Miradas 53

Quincuagésimo tercer día de confinamiento. Vamos quitando hojas al calendario con la certeza de que se aproxima la hora de volver a una relativa normalidad en nuestras vidas. Podremos salir de casa sin demasiadas restricciones, algunos tendremos que regresar a nuestros puestos de trabajo y habituarnos a la rutina una vez superada la obligación del teletrabajo, podremos recibir a familiares y amigos en el domicilio e incluso tomarnos ese prometido café dos meses aplazado. Supongo que todos tenemos una lista de los seres queridos a los que atenderemos con prioridad. El reencuentro será emocionante y nos ayudará a valorar más las pequeñas cosas de cada día. Esas que hacen más bella nuestra existencia y en las que apenas reparamos cuando todo nos va bien.

En estas semanas no tuve ocasión de probar el teletrabajo, pero muchos de mis compañeros sí. También mi mujer ha mantenido el contacto con sus alumnos a través de Internet. Y si el método no mejora, declaro desde ahora mismo que le cedo muy gustosamente el “chollo” de trabajar desde casa a quien lo quiera. Si todo se mantiene así, yo preferiré siempre cumplir con mi profesión ejerciendo desde las instalaciones de la empresa.

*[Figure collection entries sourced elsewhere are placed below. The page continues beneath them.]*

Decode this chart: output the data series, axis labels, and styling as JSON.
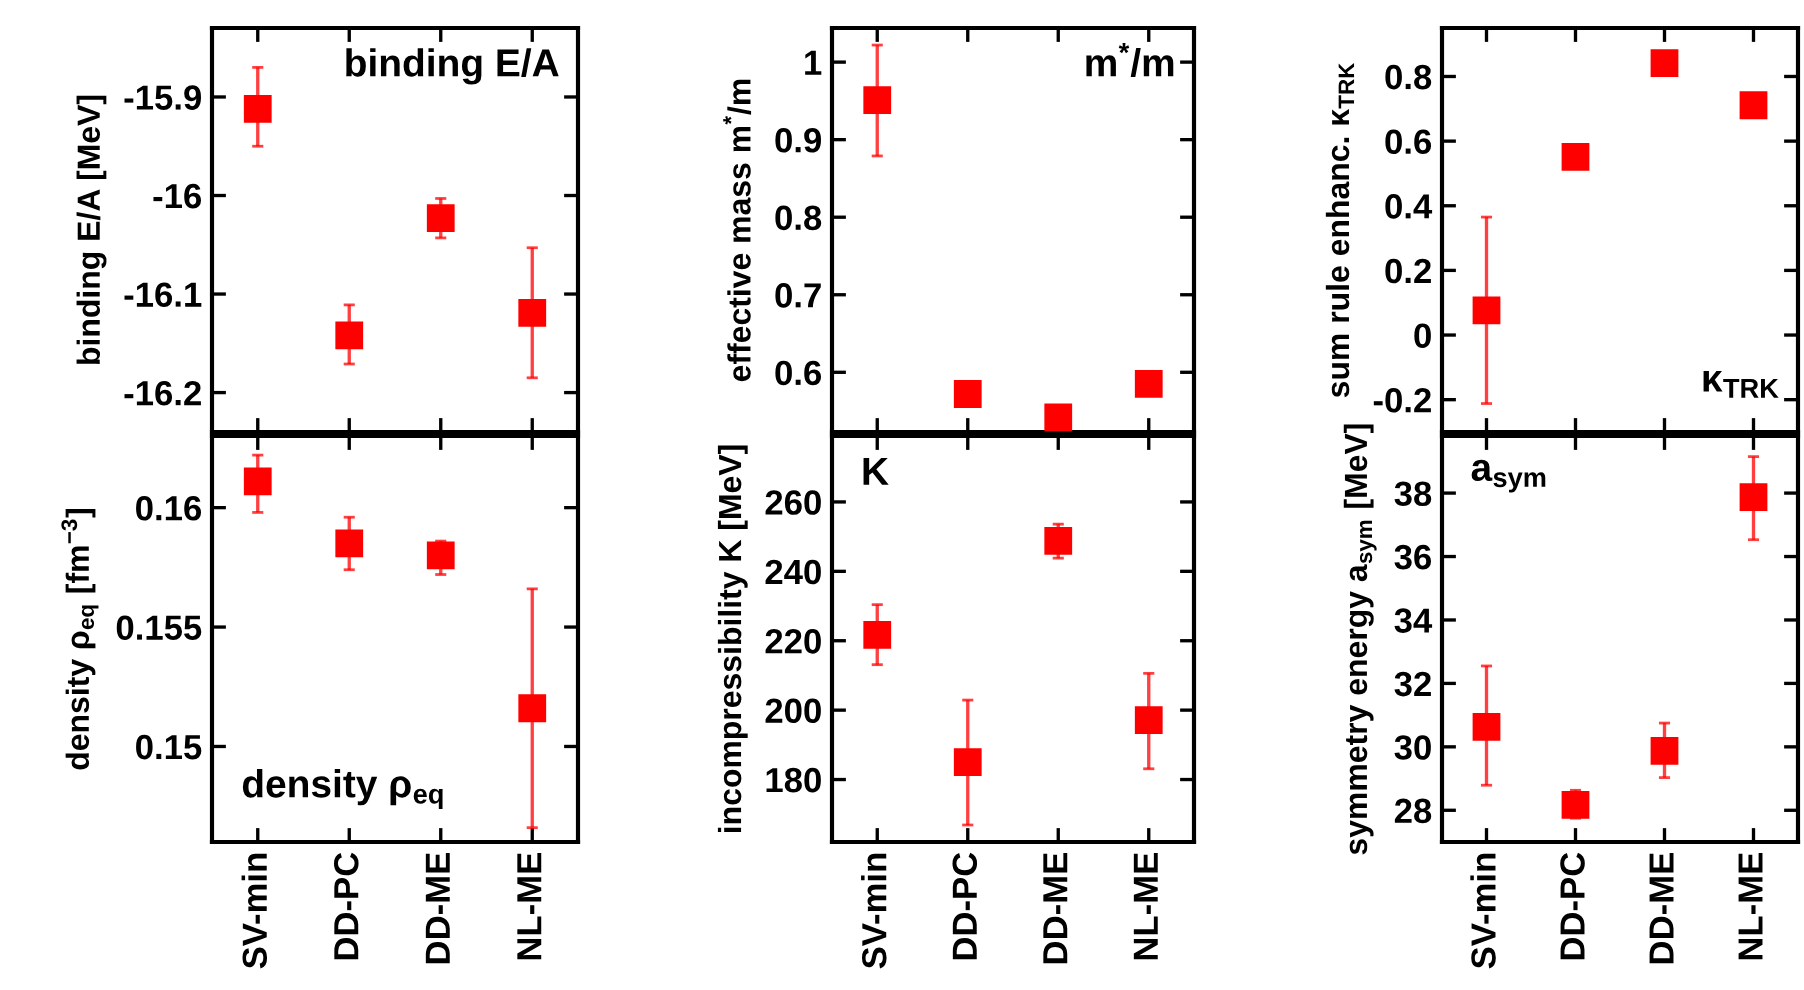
{
  "chart_data": [
    {
      "type": "scatter",
      "ylabel": "binding E/A [MeV]",
      "annotations": [
        "binding E/A"
      ],
      "categories": [
        null,
        null,
        null,
        null
      ],
      "marker": "square",
      "grid": false,
      "ylim": [
        -16.24,
        -15.83
      ],
      "yticks": [
        -15.9,
        -16,
        -16.1,
        -16.2
      ],
      "series": [
        {
          "color": "#ff0000",
          "values": [
            -15.912,
            -16.142,
            -16.023,
            -16.119
          ],
          "errors": [
            [
              -15.95,
              -15.87
            ],
            [
              -16.171,
              -16.111
            ],
            [
              -16.043,
              -16.003
            ],
            [
              -16.185,
              -16.053
            ]
          ]
        }
      ]
    },
    {
      "type": "scatter",
      "ylabel": "effective mass m$^{*}$/m",
      "annotations": [
        "m$^{*}$/m"
      ],
      "categories": [
        null,
        null,
        null,
        null
      ],
      "marker": "square",
      "grid": false,
      "ylim": [
        0.523,
        1.044
      ],
      "yticks": [
        1,
        0.9,
        0.8,
        0.7,
        0.6
      ],
      "series": [
        {
          "color": "#ff0000",
          "values": [
            0.951,
            0.572,
            0.542,
            0.585
          ],
          "errors": [
            [
              0.879,
              1.022
            ],
            null,
            null,
            null
          ]
        }
      ]
    },
    {
      "type": "scatter",
      "ylabel": "sum rule enhanc. κ$_{TRK}$",
      "annotations": [
        "κ$_{TRK}$"
      ],
      "categories": [
        null,
        null,
        null,
        null
      ],
      "marker": "square",
      "grid": false,
      "ylim": [
        -0.3,
        0.95
      ],
      "yticks": [
        0.8,
        0.6,
        0.4,
        0.2,
        0,
        -0.2
      ],
      "series": [
        {
          "color": "#ff0000",
          "values": [
            0.076,
            0.551,
            0.841,
            0.711
          ],
          "errors": [
            [
              -0.212,
              0.365
            ],
            null,
            null,
            null
          ]
        }
      ]
    },
    {
      "type": "scatter",
      "ylabel": "density ρ$_{eq}$ [fm$^{−3}$]",
      "annotations": [
        "density ρ$_{eq}$"
      ],
      "categories": [
        "SV-min",
        "DD-PC",
        "DD-ME",
        "NL-ME"
      ],
      "marker": "square",
      "grid": false,
      "ylim": [
        0.146,
        0.163
      ],
      "yticks": [
        0.16,
        0.155,
        0.15
      ],
      "series": [
        {
          "color": "#ff0000",
          "values": [
            0.1611,
            0.1585,
            0.158,
            0.1516
          ],
          "errors": [
            [
              0.1598,
              0.1622
            ],
            [
              0.1574,
              0.1596
            ],
            [
              0.1572,
              0.1586
            ],
            [
              0.1466,
              0.1566
            ]
          ]
        }
      ]
    },
    {
      "type": "scatter",
      "ylabel": "incompressibility K [MeV]",
      "annotations": [
        "K"
      ],
      "categories": [
        "SV-min",
        "DD-PC",
        "DD-ME",
        "NL-ME"
      ],
      "marker": "square",
      "grid": false,
      "ylim": [
        162,
        279
      ],
      "yticks": [
        260,
        240,
        220,
        200,
        180
      ],
      "series": [
        {
          "color": "#ff0000",
          "values": [
            221.7,
            185.0,
            248.8,
            197.1
          ],
          "errors": [
            [
              213.1,
              230.4
            ],
            [
              166.9,
              202.9
            ],
            [
              243.8,
              253.6
            ],
            [
              183.1,
              210.6
            ]
          ]
        }
      ]
    },
    {
      "type": "scatter",
      "ylabel": "symmetry energy a$_{sym}$ [MeV]",
      "annotations": [
        "a$_{sym}$"
      ],
      "categories": [
        "SV-min",
        "DD-PC",
        "DD-ME",
        "NL-ME"
      ],
      "marker": "square",
      "grid": false,
      "ylim": [
        27.0,
        39.8
      ],
      "yticks": [
        38,
        36,
        34,
        32,
        30,
        28
      ],
      "series": [
        {
          "color": "#ff0000",
          "values": [
            30.63,
            28.17,
            29.87,
            37.87
          ],
          "errors": [
            [
              28.79,
              32.55
            ],
            [
              27.75,
              28.63
            ],
            [
              29.03,
              30.75
            ],
            [
              36.53,
              39.15
            ]
          ]
        }
      ]
    }
  ]
}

Todo trabajador tiene derecho a un horario prefijado y, en consecuencia, a unas horas de “desconexión” total de sus obligaciones laborales. Salvo que se tengan responsabilidades ejecutivas, eso se cumple con la presencia física en el lugar de trabajo. Pero no ocurre así con el teletrabajo. En este invento diabólico el profesional está todo el día pendiente de las novedades. El fatídico Whatsapp recibe mensajes a cualquier hora del día o de la noche, convoca a reuniones urgentes a horas intempestivas y dinamita una prometedora cena familiar en un santiamén. Además, cualquier clase, cualquier reunión, cualquier cosa, se ralentiza hasta la desesperación. Y nadie computa como horas extra todas las que se dedican a preparar los materiales nuevos, a grabar sus contenidos e intentar subirlos a la red, lo que, dada la saturación actual, a veces se convierte en un suplicio. Por no hablar de los problemas de vista que se están detectando por una exposición demasiado prolongada a la luz de las pantallas de los ordenadores.

No dudo de que para muchas personas el teletrabajo es una opción deseable. Pero a mí me parece una estafa presentada en papel de seda e ideada por mentes sádicas que equiparo a los irresponsables empeñados en investigar fórmulas para alargarnos la vida hasta los doscientos años. ¿Habrá mayor ensañamiento que pretender que dediquemos ciento ochenta años a cotizar a la Seguridad Social cuando ahora cuarenta nos parecen una tortura?

El aislamiento es inhumano. Estamos hechos para la relación, para la cercanía. Añoramos incluso la presencia de los compañeros con los que no nos llevamos demasiado bien. Cuando todos nos volvamos a encontrar preveo sonrisas y apretones de manos impensables hasta entonces. Tengo la certeza de que incluso los enemigos harán una tregua para celebrar que la vida sigue y que estamos aquí para gozarla. Proclamo que el teletrabajo se vaya al hoyo. Yo preferiré siempre ver el rostro de los hermanos cara a cara y no a través de una fría pantalla. ¿Y ustedes?